When struck by a spatially localised wave packet, the elliptical dielectric generates multiple internal reflections, whereas the elliptical vacuum bubble within a dielectric produces only a single, weaker reflection. These distinct scattering patterns were revealed by simulations, offering insights beyond those achievable with traditional frequency-domain studies. Currently, these simulations lack validation against analytical forms or experimental data, limiting their immediate application to real-world scenarios; future work will focus on addressing this gap and exploring the algorithm’s potential for modelling more complex systems.
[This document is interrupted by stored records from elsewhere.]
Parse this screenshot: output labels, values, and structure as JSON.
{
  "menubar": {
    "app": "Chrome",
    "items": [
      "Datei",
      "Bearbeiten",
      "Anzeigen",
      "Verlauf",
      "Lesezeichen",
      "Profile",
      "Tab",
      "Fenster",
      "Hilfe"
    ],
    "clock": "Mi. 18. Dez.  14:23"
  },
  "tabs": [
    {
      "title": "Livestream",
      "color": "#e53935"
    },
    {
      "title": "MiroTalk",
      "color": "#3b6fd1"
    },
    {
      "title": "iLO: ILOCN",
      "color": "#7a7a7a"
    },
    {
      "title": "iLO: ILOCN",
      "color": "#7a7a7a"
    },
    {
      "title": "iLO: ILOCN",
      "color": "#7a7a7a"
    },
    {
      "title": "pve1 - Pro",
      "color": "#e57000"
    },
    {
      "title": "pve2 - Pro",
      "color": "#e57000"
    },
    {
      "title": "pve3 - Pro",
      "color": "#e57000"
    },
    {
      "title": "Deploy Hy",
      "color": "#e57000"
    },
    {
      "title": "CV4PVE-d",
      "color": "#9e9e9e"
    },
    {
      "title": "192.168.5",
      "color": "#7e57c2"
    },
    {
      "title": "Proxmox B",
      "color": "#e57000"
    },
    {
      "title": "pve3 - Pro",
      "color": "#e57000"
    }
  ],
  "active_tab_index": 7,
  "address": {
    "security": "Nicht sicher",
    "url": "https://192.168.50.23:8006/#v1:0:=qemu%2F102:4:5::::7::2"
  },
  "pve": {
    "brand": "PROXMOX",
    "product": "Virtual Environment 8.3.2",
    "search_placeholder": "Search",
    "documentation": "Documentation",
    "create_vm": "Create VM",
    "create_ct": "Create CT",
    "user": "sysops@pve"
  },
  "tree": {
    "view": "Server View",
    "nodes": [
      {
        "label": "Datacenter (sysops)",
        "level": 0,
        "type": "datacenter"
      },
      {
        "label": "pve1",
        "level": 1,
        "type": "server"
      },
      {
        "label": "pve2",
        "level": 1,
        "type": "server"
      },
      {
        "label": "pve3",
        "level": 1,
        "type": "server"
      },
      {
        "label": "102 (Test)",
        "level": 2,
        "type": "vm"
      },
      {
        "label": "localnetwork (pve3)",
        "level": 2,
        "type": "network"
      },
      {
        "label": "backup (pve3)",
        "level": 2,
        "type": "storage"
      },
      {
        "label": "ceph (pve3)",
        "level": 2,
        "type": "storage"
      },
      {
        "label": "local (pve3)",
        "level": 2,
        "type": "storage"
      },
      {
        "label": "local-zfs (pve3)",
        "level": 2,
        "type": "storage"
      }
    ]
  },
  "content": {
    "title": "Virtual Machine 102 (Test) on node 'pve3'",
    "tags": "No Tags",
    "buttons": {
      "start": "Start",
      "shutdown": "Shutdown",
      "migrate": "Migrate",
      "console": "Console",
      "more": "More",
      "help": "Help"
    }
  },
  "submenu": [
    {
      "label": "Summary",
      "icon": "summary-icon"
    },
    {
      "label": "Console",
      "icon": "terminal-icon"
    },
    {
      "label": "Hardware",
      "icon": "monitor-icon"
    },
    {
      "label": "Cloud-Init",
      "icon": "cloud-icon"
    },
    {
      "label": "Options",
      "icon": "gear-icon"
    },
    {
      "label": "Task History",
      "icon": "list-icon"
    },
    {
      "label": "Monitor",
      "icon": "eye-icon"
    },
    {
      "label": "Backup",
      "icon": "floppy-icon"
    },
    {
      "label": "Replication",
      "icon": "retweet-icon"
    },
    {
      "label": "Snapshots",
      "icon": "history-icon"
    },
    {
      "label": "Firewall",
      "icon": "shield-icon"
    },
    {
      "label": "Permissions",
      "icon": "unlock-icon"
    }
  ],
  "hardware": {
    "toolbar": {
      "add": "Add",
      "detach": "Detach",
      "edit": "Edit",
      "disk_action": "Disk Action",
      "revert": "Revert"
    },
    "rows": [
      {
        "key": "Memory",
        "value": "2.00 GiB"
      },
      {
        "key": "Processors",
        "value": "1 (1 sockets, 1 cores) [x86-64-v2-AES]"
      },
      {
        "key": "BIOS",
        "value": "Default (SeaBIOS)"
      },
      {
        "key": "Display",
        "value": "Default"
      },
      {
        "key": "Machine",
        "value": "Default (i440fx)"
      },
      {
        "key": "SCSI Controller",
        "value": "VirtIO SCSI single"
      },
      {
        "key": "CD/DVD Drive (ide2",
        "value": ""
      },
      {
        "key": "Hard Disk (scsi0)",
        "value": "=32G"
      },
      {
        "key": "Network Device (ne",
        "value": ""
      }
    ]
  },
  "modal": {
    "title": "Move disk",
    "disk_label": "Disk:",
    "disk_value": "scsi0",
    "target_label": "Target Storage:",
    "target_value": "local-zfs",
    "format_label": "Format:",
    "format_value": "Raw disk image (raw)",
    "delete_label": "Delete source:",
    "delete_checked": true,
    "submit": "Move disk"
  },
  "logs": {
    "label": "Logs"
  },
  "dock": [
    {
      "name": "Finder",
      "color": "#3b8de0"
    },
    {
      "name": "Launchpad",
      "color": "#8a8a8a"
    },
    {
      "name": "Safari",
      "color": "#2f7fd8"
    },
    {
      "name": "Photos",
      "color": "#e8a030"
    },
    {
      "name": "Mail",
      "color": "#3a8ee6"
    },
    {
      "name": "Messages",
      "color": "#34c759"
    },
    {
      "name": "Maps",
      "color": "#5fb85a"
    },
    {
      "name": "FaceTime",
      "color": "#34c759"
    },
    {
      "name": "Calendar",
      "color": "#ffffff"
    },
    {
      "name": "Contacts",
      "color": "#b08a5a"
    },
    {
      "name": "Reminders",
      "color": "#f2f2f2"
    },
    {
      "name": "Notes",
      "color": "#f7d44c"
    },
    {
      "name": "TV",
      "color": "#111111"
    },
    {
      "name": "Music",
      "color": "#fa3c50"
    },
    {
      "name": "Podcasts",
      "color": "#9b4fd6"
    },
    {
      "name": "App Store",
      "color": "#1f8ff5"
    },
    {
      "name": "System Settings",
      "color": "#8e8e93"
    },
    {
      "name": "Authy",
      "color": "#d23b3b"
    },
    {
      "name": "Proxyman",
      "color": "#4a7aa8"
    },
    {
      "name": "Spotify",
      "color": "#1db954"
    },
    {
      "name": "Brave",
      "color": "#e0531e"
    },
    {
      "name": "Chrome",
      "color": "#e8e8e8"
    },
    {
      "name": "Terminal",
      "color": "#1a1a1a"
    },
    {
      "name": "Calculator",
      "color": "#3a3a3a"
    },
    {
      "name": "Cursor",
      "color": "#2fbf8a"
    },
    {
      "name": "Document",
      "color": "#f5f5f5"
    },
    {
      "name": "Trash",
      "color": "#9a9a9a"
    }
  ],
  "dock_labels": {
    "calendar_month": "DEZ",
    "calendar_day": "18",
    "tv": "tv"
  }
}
Simulating dynamic light scattering with improved precision and temporal resolution

For a long time, modelling how light interacts with matter has been a key goal in physics and materials science, moving beyond simple descriptions of steady-state behaviour to capture the full dynamic nature of wave scattering. Traditional methods often focus on the frequency domain, analysing the response of a material to waves of different frequencies, but this approach loses information about the temporal evolution of the scattered field.

The new computational method offers a step towards this goal, simulating electromagnetic wave propagation with a precision exceeding earlier methods. The qubit lattice algorithm represents a departure from traditional finite-difference time-domain (FDTD) methods, which discretise both space and time, by leveraging the principles of quantum computation to represent and manipulate electromagnetic fields. The algorithm constructs qubit amplitudes representing the electric and magnetic fields, and applies a series of unitary streaming and entanglement operators to simulate wave propagation and scattering.

However, the accuracy diminishes when examining phenomena at very fine resolutions, as it currently only recovers Maxwell’s equations to second order; this limitation raises questions about its reliability when modelling increasingly complex materials and will be addressed in future iterations. Increasing the order of accuracy requires more complex qubit operations and potentially a larger number of qubits, posing significant computational challenges.

The qubit lattice algorithm’s representation of wave behaviour allowed observation of distinct reflection patterns from elliptical dielectrics and vacuum bubbles. This approach captures the temporal evolution of scattering, showing how wave fields become trapped within dielectric materials, generating multiple reflections, and allowing observation of transient effects otherwise missed. The ability to resolve these transient effects is crucial for understanding phenomena such as plasmon resonances, where the collective oscillation of electrons in a material leads to enhanced scattering at specific frequencies.

Understanding these dynamics is vital for designing new optical devices and materials, such as metamaterials with tailored electromagnetic properties, and the method’s ability to move beyond steady-state analyses provides a significant advantage. Potential applications include the development of improved sensors, high-efficiency solar cells, and novel imaging techniques. Further research will focus on extending the algorithm to three dimensions and incorporating more realistic material properties, paving the way for a more comprehensive understanding of light–matter interactions.